Nasılki madrub, elbette dâribe delalet eder. San'atlı bir eser, san'atkârı îcab eder. Veled, vâlidi iktiza eder. Tahtiyet, fevkıyeti istilzam eder ve hâkeza... Bütün umûr-u izafiye tabir ettikleri biri birisiz olmayan evsaf-ı nisbiye misillü şu kâinatın cüz'iyatında ve heyet-i umumiyesinde görünen imkân dahi, vücubu gösterir. Ve bütün onlarda görünen infial, bir fiili gösterir. Ve umumunda görünen mahlukıyet, hâlıkıyeti gösterir. Ve umumunda görünen kesret ve terkib, vahdeti istilzam eder. Ve vücub ve fiil ve hâlıkıyet ve vahdet, bilbedahe ve bizzarure mümkin, münfail, kesîr, mürekkeb, mahluk olmayan; vâcib ve fâil, vâhid ve hâlık olan mevsuflarını ister. Öyle ise bilbedahe bütün kâinattaki bütün imkânlar, bütün infialler, bütün mahlukıyetler, bütün kesret ve terkibler bir Zât-ı Vâcib-ül Vücud, Fa'alün Limâ Yürîd, Hâlık-ı Külli Şey', Vâhid-i Ehad'e şehadet eder.
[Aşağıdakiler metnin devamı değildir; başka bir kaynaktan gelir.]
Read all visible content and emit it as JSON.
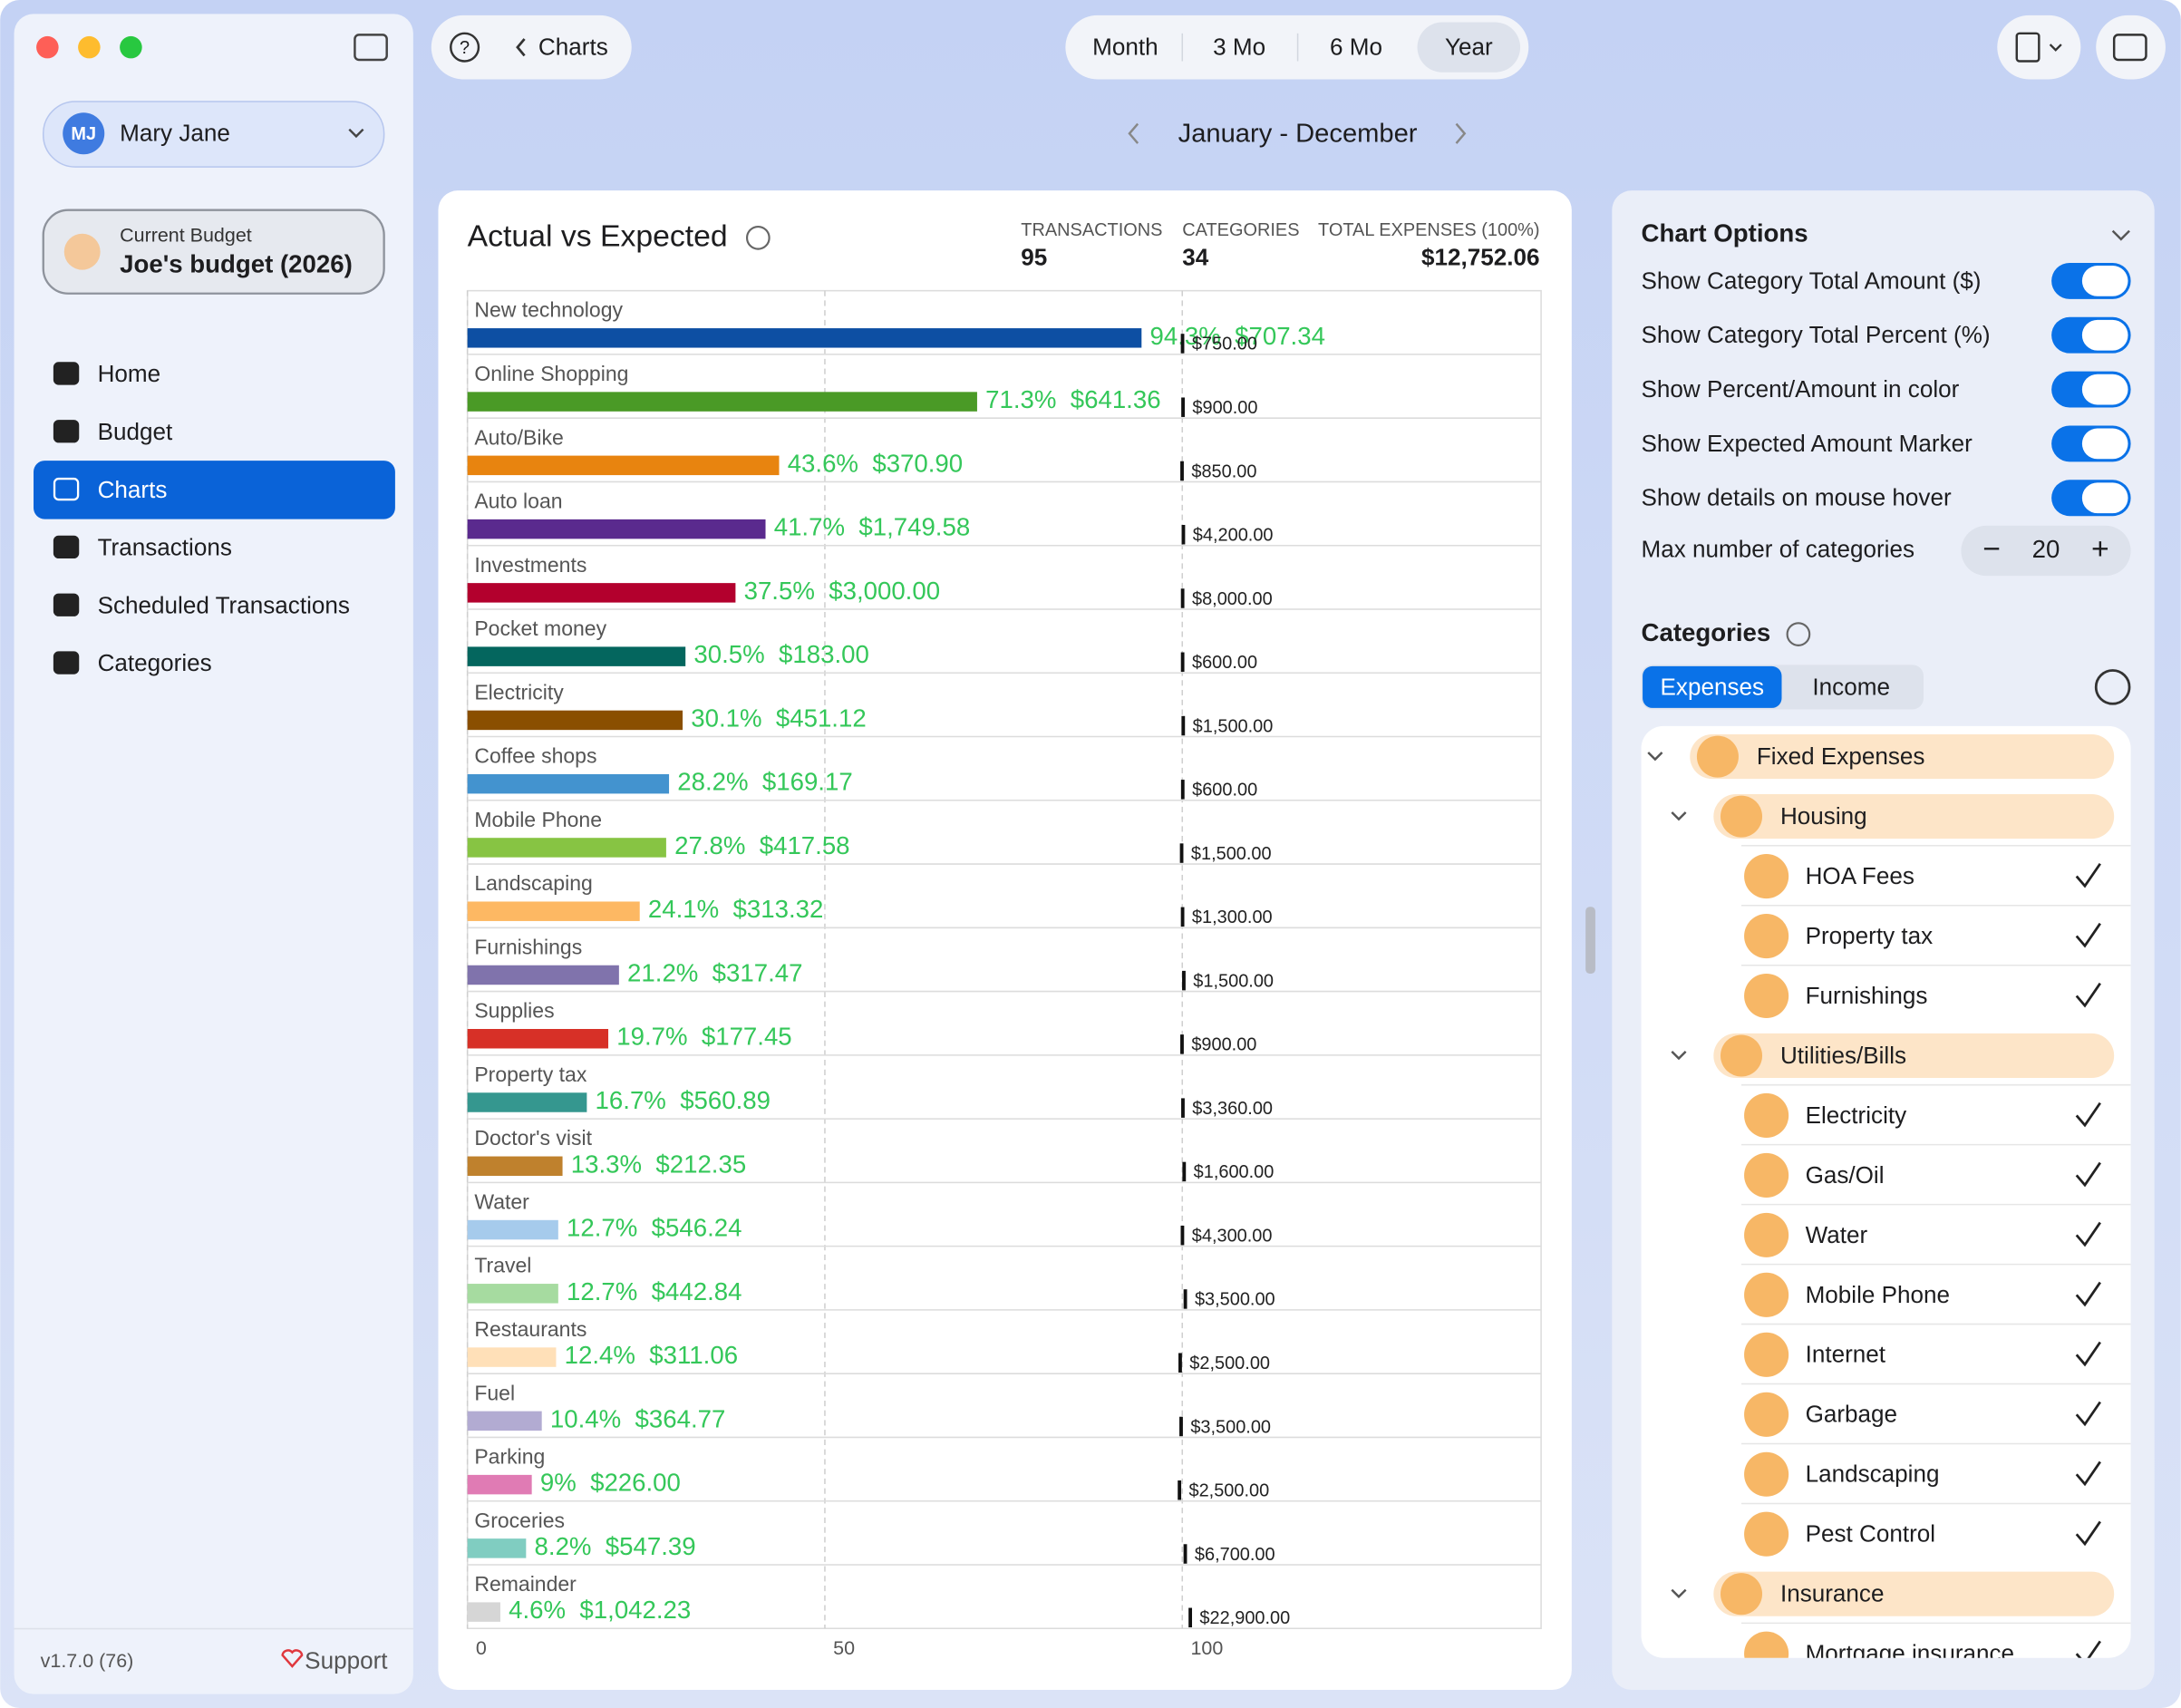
{
  "sidebar": {
    "initials": "MJ",
    "user": "Mary Jane",
    "budget_label": "Current Budget",
    "budget_name": "Joe's budget (2026)",
    "nav": [
      "Home",
      "Budget",
      "Charts",
      "Transactions",
      "Scheduled Transactions",
      "Categories"
    ],
    "selected_nav": 2,
    "version": "v1.7.0 (76)",
    "support": "Support"
  },
  "toolbar": {
    "back": "Charts",
    "periods": [
      "Month",
      "3 Mo",
      "6 Mo",
      "Year"
    ],
    "selected_period": 3,
    "range": "January - December"
  },
  "chart_data": {
    "type": "bar",
    "orientation": "horizontal",
    "title": "Actual vs Expected",
    "stats": [
      {
        "label": "TRANSACTIONS",
        "value": 95
      },
      {
        "label": "CATEGORIES",
        "value": 34
      },
      {
        "label": "TOTAL EXPENSES (100%)",
        "value": {
          "value": 12752.06,
          "label": "$12,752.06"
        }
      }
    ],
    "categories": [
      "New technology",
      "Online Shopping",
      "Auto/Bike",
      "Auto loan",
      "Investments",
      "Pocket money",
      "Electricity",
      "Coffee shops",
      "Mobile Phone",
      "Landscaping",
      "Furnishings",
      "Supplies",
      "Property tax",
      "Doctor's visit",
      "Water",
      "Travel",
      "Restaurants",
      "Fuel",
      "Parking",
      "Groceries",
      "Remainder"
    ],
    "values": [
      94.3,
      71.3,
      43.6,
      41.7,
      37.5,
      30.5,
      30.1,
      28.2,
      27.8,
      24.1,
      21.2,
      19.7,
      16.7,
      13.3,
      12.7,
      12.7,
      12.4,
      10.4,
      9,
      8.2,
      4.6
    ],
    "value_labels": [
      "94.3%",
      "71.3%",
      "43.6%",
      "41.7%",
      "37.5%",
      "30.5%",
      "30.1%",
      "28.2%",
      "27.8%",
      "24.1%",
      "21.2%",
      "19.7%",
      "16.7%",
      "13.3%",
      "12.7%",
      "12.7%",
      "12.4%",
      "10.4%",
      "9%",
      "8.2%",
      "4.6%"
    ],
    "amounts": [
      707.34,
      641.36,
      370.9,
      1749.58,
      3000.0,
      183.0,
      451.12,
      169.17,
      417.58,
      313.32,
      317.47,
      177.45,
      560.89,
      212.35,
      546.24,
      442.84,
      311.06,
      364.77,
      226.0,
      547.39,
      1042.23
    ],
    "amount_labels": [
      "$707.34",
      "$641.36",
      "$370.90",
      "$1,749.58",
      "$3,000.00",
      "$183.00",
      "$451.12",
      "$169.17",
      "$417.58",
      "$313.32",
      "$317.47",
      "$177.45",
      "$560.89",
      "$212.35",
      "$546.24",
      "$442.84",
      "$311.06",
      "$364.77",
      "$226.00",
      "$547.39",
      "$1,042.23"
    ],
    "expected": [
      750,
      900,
      850,
      4200,
      8000,
      600,
      1500,
      600,
      1500,
      1300,
      1500,
      900,
      3360,
      1600,
      4300,
      3500,
      2500,
      3500,
      2500,
      6700,
      22900
    ],
    "expected_labels": [
      "$750.00",
      "$900.00",
      "$850.00",
      "$4,200.00",
      "$8,000.00",
      "$600.00",
      "$1,500.00",
      "$600.00",
      "$1,500.00",
      "$1,300.00",
      "$1,500.00",
      "$900.00",
      "$3,360.00",
      "$1,600.00",
      "$4,300.00",
      "$3,500.00",
      "$2,500.00",
      "$3,500.00",
      "$2,500.00",
      "$6,700.00",
      "$22,900.00"
    ],
    "colors": [
      "#0d4fa3",
      "#4a9a26",
      "#e8840f",
      "#5a2a8e",
      "#b3002d",
      "#04665e",
      "#8a4f00",
      "#4393cf",
      "#87c443",
      "#fdb863",
      "#8073ac",
      "#d73027",
      "#35978f",
      "#bf812d",
      "#a6cbec",
      "#a6dba0",
      "#ffe0b8",
      "#b2abd2",
      "#e07bb4",
      "#80cdc1",
      "#d6d6d6"
    ],
    "label_color": "#34c759",
    "xlim": [
      0,
      100
    ],
    "xticks": [
      0,
      50,
      100
    ],
    "grid": true
  },
  "options": {
    "title": "Chart Options",
    "toggles": [
      {
        "label": "Show Category Total Amount ($)",
        "on": true
      },
      {
        "label": "Show Category Total Percent (%)",
        "on": true
      },
      {
        "label": "Show Percent/Amount in color",
        "on": true
      },
      {
        "label": "Show Expected Amount Marker",
        "on": true
      },
      {
        "label": "Show details on mouse hover",
        "on": true
      }
    ],
    "max_label": "Max number of categories",
    "max_value": 20
  },
  "categories_panel": {
    "title": "Categories",
    "tabs": [
      "Expenses",
      "Income"
    ],
    "selected_tab": 0,
    "tree": [
      {
        "label": "Fixed Expenses",
        "level": 0
      },
      {
        "label": "Housing",
        "level": 1
      },
      {
        "label": "HOA Fees",
        "level": 2,
        "checked": true
      },
      {
        "label": "Property tax",
        "level": 2,
        "checked": true
      },
      {
        "label": "Furnishings",
        "level": 2,
        "checked": true
      },
      {
        "label": "Utilities/Bills",
        "level": 1
      },
      {
        "label": "Electricity",
        "level": 2,
        "checked": true
      },
      {
        "label": "Gas/Oil",
        "level": 2,
        "checked": true
      },
      {
        "label": "Water",
        "level": 2,
        "checked": true
      },
      {
        "label": "Mobile Phone",
        "level": 2,
        "checked": true
      },
      {
        "label": "Internet",
        "level": 2,
        "checked": true
      },
      {
        "label": "Garbage",
        "level": 2,
        "checked": true
      },
      {
        "label": "Landscaping",
        "level": 2,
        "checked": true
      },
      {
        "label": "Pest Control",
        "level": 2,
        "checked": true
      },
      {
        "label": "Insurance",
        "level": 1
      },
      {
        "label": "Mortgage insurance",
        "level": 2,
        "checked": true
      }
    ]
  }
}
Elhasıl: Nasıl imkândan vücub görünüyor, infialden fiil ve kesretten vahdet; bunların vücudu, onların vücuduna kat'iyyen delalet eder. Öyle de: Mevcudat üstünde görünen mahlukıyet ve merzukıyet gibi sıfatlar dahi, sâni'iyet, rezzakıyet gibi şe'nlerin vücudlarına kat'î delalet ediyor. Şu sıfâtın vücudu dahi, bizzarure ve bilbedahe bir Hallak ve bir Rezzak Sâni'-i Rahîm'in vücuduna delalet eder. Demek herbir mevcud, taşıdığı yüzler bu çeşit sıfatlar lisanıyla, Zât-ı Vâcib-ül Vücud'un yüzler esma-i hüsnasına şehadet ederler. Bu şehadetler kabul edilmezse, mevcudatın bütün bu çeşit sıfatlarını inkâr etmek lâzım gelir...

Yirmialtıncı Pencere

{(Haşiye): Şu pencere umumî değil. Ehl-i kalb ve ehl-i muhabbete hususiyeti var.}

Şu kâinatın mevcudatı yüzünde tazelenen ve gelip geçen cemaller ve hüsünler; bir Cemal-i Sermedî cilvelerinin bir nevi gölgeleri olduğunu gösterir. Evet, ırmağın yüzündeki kabarcıkların parlayıp gitmesinden sonra arkadan gelenlerin gidenler gibi parlamaları, daimî bir şemsin şualarının âyineleri olduklarını gösterdikleri gibi; seyyal zaman ırmağında,

Yükleniyor...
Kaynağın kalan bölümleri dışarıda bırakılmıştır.